Türkiye´nin Avrupa basketbolundaki başarısının hem Fenerbahçe hem de bu senenin şampiyonu Anadolu Efes üzerinden nasıl geliştiğini anlatmanın, diğer spor dallarında başarı için önemli dersler sunacağına inanıyorum.
Avrupa basketbolunu yakından takip edenler için mayıs ayı bambaşka bir tada sahip. Ekim ayından beri başlayan yolculuğun sonuna gelinen bu ay içinde önce playoff, sonra dörtlü finalin oynanmasıyla beraber hem heyecan hem de rekabet en üst seviyeye çıkmakta. Ayın son gününde bu yazıyı kelimelere dökerken kafamda bir Z raporu alıp bütün yaşananları tekrar yaşıyorum şu an. Ancak size bu seneyi değil, son 7-8 senenin yolculuğundan bahsetmek istiyorum. Türkiye’nin Avrupa basketbolundaki başarısının hem Fenerbahçe hem de bu senenin şampiyonu Anadolu Efes üzerinden nasıl geliştiğini anlatmanın, diğer spor dallarında başarı için önemli dersler sunacağına inanıyorum.
Bu iki takımın Avrupa şampiyonluğuna giden yolculuğuna bakarsak ilk göze çarpan etmenin, planlarından ve sürekliliklerinden taviz vermemeleri olur. 2013’te Obradovic ile yola çıkan Fenerbahçe önce salonunu, sonra Euroleague’de oynama alışkanlığını kazanırken üst üste oynadığı üç dörtlü finalin sonunda şampiyonluğa 2017’de ulaştı. Anadolu Efes’in bu seneki şampiyonluğu da aynı Fenerbahçe gibi üç sene üst üste dörtlü finale yükselmenin sonucunda geldi. Başka bir benzerlik de Koç Ergin Ataman’ın 2017’de Efes’in başına geçip dört sene sonra şampiyonluğa ulaşması oldu. Süreklilik, koça ve takıma birbirini tanıma fırsatı verirken, yaşanan hem saha içi hem saha dışı zorlukların aşılmasına zaman tanıyınca, takımın taraftarla kaynaşması da sağlanıyor. Birbirine bağlı olan bütün bu unsurların bir araya gelmesiyle Avrupa’nın en büyük sahnesi bile olsa başarının gelmesi kaçınılmaz oluyor.

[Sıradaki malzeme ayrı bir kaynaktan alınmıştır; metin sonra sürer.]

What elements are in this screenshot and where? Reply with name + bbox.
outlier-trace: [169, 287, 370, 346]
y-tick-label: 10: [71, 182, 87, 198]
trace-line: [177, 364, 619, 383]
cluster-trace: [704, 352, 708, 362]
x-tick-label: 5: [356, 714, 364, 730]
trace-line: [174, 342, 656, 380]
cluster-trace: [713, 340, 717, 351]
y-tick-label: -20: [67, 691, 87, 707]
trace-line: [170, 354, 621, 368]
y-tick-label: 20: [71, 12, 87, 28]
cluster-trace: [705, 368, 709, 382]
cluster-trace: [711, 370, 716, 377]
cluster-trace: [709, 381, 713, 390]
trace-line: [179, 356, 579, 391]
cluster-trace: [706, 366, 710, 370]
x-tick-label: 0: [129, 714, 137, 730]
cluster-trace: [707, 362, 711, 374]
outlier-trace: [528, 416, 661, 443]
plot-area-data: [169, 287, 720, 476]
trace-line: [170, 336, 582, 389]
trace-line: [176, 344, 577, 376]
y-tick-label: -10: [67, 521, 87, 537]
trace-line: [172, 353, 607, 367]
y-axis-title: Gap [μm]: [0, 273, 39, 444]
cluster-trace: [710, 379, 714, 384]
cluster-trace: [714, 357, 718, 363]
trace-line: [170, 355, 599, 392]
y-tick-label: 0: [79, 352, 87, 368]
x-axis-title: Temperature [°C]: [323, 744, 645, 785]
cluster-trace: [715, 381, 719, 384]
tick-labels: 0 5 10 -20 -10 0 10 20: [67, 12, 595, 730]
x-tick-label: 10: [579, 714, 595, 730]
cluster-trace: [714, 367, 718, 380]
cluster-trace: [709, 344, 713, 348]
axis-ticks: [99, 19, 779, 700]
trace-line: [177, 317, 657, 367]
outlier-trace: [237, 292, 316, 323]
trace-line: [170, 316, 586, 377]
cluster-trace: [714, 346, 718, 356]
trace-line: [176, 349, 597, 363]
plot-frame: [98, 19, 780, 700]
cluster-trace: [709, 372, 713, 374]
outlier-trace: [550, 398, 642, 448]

Bunun yanında bu iki takımın yakın dönemlerde yükselmesi bir tesadüf değil. Sağlıklı bir rekabet ortamında bu iki takımdan birinin çıtayı yükseltmesi, diğerinin kendini geliştirmesi için bir motivasyon sağladı. Avrupa’nın en başarılı koçlarından Obradovic’in gelmesiyle yükselişe geçen Fenerbahçe’nin karşısına daha güçlü bir şekilde çıkmak isteyen Anadolu Efes de takımını geliştirmek için atılım yaptı. Her fırsatta rekabeti sevdiğini söyleyen Ergin Ataman da Euroleague şampiyonluğu kazanmadan adının aynı klasmanda geçemeyeceğini bildiği için hedefini en tepeye koydu. Hem Türkiye Ligi’nde hem de Euroleague’de birbiriyle karşılaşan bu ekipler, karşılıklı sundukları stratejiler ve takım kurgularıyla birbirlerini en üst seviyede oynanacak maçlar için hazır tutmaya devam etti.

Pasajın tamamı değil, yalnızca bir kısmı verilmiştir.